Is Naked City ready to get dressed up?
Naked City is set to dress up as the first residential project in the area in decades has a green light and its developer is banking on the area turning the corner from its scandalous past.
The Philly at 215 will be just northeast of The Strat, across the street from the new Atomic Golf, which is expected to open sometime before November.
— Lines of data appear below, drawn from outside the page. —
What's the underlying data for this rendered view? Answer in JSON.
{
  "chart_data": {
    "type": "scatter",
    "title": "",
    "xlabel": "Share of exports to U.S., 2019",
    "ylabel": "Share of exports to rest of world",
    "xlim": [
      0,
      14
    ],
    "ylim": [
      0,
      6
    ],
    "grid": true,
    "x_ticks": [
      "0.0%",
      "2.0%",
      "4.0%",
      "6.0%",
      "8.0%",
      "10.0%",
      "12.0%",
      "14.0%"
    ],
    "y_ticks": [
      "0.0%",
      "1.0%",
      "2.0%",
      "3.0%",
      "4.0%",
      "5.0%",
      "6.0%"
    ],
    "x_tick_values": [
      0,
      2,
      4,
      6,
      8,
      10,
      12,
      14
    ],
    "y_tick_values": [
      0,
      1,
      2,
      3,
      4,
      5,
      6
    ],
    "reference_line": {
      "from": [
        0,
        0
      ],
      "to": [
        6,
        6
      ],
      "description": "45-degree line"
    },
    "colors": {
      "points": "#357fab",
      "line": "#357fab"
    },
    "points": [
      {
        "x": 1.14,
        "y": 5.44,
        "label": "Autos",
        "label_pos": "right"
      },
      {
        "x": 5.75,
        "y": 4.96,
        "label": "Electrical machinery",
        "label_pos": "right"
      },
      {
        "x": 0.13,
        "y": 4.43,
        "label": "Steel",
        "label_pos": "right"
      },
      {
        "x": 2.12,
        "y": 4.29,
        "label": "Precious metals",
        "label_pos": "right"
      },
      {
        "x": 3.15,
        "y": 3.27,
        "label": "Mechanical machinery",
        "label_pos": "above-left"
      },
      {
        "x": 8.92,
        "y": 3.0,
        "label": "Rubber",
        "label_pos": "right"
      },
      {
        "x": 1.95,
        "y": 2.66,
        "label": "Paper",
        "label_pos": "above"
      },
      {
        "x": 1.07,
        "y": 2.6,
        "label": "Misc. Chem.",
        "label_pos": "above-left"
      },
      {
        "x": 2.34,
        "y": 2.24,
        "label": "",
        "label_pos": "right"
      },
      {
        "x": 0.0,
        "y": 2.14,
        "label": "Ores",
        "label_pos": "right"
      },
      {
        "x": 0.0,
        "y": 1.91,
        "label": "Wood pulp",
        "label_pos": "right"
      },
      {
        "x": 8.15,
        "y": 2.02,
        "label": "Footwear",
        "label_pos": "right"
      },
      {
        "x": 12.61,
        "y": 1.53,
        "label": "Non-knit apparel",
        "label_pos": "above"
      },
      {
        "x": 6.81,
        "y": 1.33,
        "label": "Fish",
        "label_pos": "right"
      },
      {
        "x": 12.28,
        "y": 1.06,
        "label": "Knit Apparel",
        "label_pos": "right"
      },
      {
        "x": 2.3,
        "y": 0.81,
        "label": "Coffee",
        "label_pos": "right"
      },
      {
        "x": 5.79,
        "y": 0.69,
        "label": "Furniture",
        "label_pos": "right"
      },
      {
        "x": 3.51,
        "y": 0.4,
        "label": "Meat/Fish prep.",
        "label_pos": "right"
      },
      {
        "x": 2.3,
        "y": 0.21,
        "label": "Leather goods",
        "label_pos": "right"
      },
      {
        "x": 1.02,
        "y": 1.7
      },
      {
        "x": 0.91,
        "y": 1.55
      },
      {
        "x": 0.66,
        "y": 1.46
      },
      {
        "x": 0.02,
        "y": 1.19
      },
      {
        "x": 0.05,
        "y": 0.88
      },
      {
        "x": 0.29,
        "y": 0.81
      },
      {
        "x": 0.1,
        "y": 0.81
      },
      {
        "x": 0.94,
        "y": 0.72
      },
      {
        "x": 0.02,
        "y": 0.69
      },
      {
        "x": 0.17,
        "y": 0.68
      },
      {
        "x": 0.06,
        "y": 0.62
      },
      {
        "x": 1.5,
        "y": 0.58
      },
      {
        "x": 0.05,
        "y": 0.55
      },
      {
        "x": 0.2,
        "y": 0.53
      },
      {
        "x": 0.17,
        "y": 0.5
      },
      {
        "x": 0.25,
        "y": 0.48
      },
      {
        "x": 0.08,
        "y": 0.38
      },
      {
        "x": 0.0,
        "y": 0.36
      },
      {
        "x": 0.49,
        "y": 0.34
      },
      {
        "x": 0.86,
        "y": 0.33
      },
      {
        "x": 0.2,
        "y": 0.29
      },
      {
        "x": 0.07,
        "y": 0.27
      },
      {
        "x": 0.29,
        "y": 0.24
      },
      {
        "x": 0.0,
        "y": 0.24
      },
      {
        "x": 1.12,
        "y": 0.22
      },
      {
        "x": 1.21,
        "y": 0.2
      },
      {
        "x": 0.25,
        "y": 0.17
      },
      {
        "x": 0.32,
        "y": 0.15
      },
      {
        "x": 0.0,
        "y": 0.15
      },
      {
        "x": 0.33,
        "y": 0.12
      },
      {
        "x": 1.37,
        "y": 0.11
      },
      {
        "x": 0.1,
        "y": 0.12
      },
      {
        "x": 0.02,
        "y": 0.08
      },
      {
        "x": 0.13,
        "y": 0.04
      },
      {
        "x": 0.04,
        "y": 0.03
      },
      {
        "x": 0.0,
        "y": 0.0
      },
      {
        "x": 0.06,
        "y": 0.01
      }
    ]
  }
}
It will be the first residential development in decades (at least 65 years according to a public records search) in the Naked City neighborhood around the intersection of Las Vegas Boulevard and Sahara Avenue, according to developer David Raanan.
The Las Vegas Planning Commission approved the project in January and he hopes to break ground in early 2024.
Raanan said the idea first came to him when he moved into Allure – located at 200 W. Sahara Avenue – and went for a bike ride one day.
“I knew this area was primed for something big,” said Raanan. “This used to be the place people loved in the ‘50s, you would have the showgirls tanning outside naked, which is where the name comes from originally.”
Michael Green, an associate professor of history at the University of Nevada, Las Vegas, said the origin of the neighborhood’s name is up for debate.
“There’s a question of how it got its name,” he said. “Because it consisted of a lot of apartment complexes and the story is a lot of employees from the Strip lived there because it was close and allegedly showgirls would lounge naked outside to work on their tans and there’s been a lot of back and forth if they really were. And of course there was a show called Naked City and the reference was it was the type of area that, if not blighted, was at least raunchy and wild.”
Over the years, Green said, “I think it’s safe to say that the area declined socio-economically” but now could be ripe for a rebound as the developers hope.
The Philly at 215 (it’s street address will be 215 W. Philadelphia Avenue) will have 87 units, with 81 of them being studios and six being one bedrooms. The kicker is there will be only 46 parking stalls, and Raanan said part of the idea is to target a new generation of Strip workers who want to live close to their places of employment.
Glenn Plantone, the owner of VIP Realty Group and the manager of Nevada New Builds who is overseeing the The Philly at 215, said they were able to convince the city to drastically reduce the number of parking spots usually allocated for such a project.
“We realized the niche of this market is that most people don’t have cars or need cars,” he said. “About 50 percent of the prospective occupants are working on the Strip, at Strip hotels, they can Uber, they can walk, they can bicycle.”
Councilwoman Olivia Diaz, whose ward includes Naked City and the project site, said she has seen growth and redevelopment all over her jurisdiction — which loosely covers downtown and the east valley — since she took office in June 2019.
Diaz said new businesses are opening within the Charleston neighborhood as well as in the government and Arts District, including Civic Plaza, Las Vegas Boulevard public works project and the recently reopened East Las Vegas Community Center.
Centrally located areas of Las Vegas have seen several new pockets of projects in recent years, which includes such redevelopments as Symphony Park, which is set to break ground on the first residential high rise project in Las Vegas in years.
Diaz said a whole host of projects are slated for 2023 in her area. She noted the city has acquired the operating contract for the Desert Pines Golf Course and will be redeveloping the land into a mixed-use development, along with the Civic Center Building and Plaza Project, which broke ground earlier this year.
All of this could amount to a potential redevelopment boom for areas including Naked City, said Raanan and Plantone.
Plantone, who hopes to have the development finished by sometime in late 2024, said the redevelopments going on all over the larger core are changing the feel of the area for what he hopes is the better.
“The Strip has always kind of ended at Sahara, and then you had the Strat, but after that it was kind of a decrepit area, an industrial and just a bad area that was built in the ‘50s,” he said. “And then you go two miles and you’ve got downtown, but in the middle is all old and beat up, and now the Arts District is going in and getting bigger and bigger every day along with this area, so there is an opportunity here for sure.”